TO AN INSOLENT ATTORNEY

  So, Hall McAllister, you'll not be warned—
  My protest slighted, admonition scorned!
  To save your scoundrel client from a cell
  As loth to swallow him as he to swell
  Its sum of meals insurgent (it decries
  All wars intestinal with meats that rise)
  You turn your scurril tongue against the press
  And damn the agency you ought to bless.
  Had not the press with all its hundred eyes
  Discerned the wolf beneath the sheep's disguise
  And raised the cry upon him, he to-day
  Would lack your company, and you would lack his pay.

  Talk not of "hire" and consciences for sale—
  You whose profession 'tis to threaten, rail,
  Calumniate and libel at the will
  Of any villain who can pay the bill—
  You whose most honest dollars all were got
  By saying for a fee "the thing that's not!"
  To you 'tis one, to challenge or defend;
  Clients are means, their money is an end.
  In my profession sometimes, as in yours
  Always, a payment large enough secures
  A mercenary service to defend
  The guilty or the innocent to rend.
  But mark the difference, nor think it slight:
  We do not hold it proper, just and right;
  Of selfish lies a little still we shame
  And give our villainies another name.
  Hypocrisy's an ugly vice, no doubt,
  But blushing sinners can't get on without.
  Happy the lawyer!—at his favored hands
  Nor truth nor decency the world demands.
  Secure in his immunity from shame,
  His cheek ne'er kindles with the tell-tale flame.
  His brains for sale, morality for hire,
  In every land and century a licensed liar!

  No doubt, McAllister, you can explain
  How honorable 'tis to lie for gain,
  Provided only that the jury's made
  To understand that lying is your trade.
  A hundred thousand volumes, broad and flat,
  (The Bible not included) proving that,
  Have been put forth, though still the doubt remains
  If God has read them with befitting pains.
  No Morrow could get justice, you'll declare,
  If none who knew him foul affirmed him fair.
  Ingenious man! how easy 'tis to raise
  An argument to justify the course that pays!
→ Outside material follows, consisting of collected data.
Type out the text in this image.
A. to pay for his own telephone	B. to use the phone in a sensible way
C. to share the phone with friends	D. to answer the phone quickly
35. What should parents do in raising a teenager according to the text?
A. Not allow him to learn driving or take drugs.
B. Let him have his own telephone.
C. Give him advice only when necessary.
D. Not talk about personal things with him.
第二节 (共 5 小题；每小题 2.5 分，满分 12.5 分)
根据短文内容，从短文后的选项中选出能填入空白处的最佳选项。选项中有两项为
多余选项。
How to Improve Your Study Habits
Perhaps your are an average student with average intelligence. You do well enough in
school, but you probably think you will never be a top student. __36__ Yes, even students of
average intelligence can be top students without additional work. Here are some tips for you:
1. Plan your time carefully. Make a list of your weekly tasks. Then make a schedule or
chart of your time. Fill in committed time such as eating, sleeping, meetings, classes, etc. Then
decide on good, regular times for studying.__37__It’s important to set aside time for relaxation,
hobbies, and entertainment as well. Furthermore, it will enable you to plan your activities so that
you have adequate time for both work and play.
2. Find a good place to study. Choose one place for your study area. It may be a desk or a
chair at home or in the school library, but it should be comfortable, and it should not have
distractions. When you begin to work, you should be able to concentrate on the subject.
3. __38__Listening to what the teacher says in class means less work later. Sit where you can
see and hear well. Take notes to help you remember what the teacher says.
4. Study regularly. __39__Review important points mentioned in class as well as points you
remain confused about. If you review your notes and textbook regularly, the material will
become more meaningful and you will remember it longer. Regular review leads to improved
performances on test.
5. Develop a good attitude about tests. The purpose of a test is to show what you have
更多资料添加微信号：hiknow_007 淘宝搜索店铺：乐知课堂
  I grant you, if you like, that men may need
  The services performed for crime by greed,—
  Grant that the perfect welfare of the State
  Requires the aid of those who in debate
  As mercenaries lost in early youth
  The fine distinction between lie and truth—
  Who cheat in argument and set a snare
  To take the feet of Justice unaware—
  Who serve with livelier zeal when rogues assist
  With perjury, embracery (the list
  Is long to quote) than when an honest soul,
  Scorning to plot, conspire, intrigue, cajole,
  Reminds them (their astonishment how great!)
  He'd rather suffer wrong than perpetrate.
  I grant, in short, 'tis better all around
  That ambidextrous consciences abound
  In courts of law to do the dirty work
  That self-respecting scavengers would shirk.
  What then? Who serves however clean a plan
  By doing dirty work, he is a dirty man!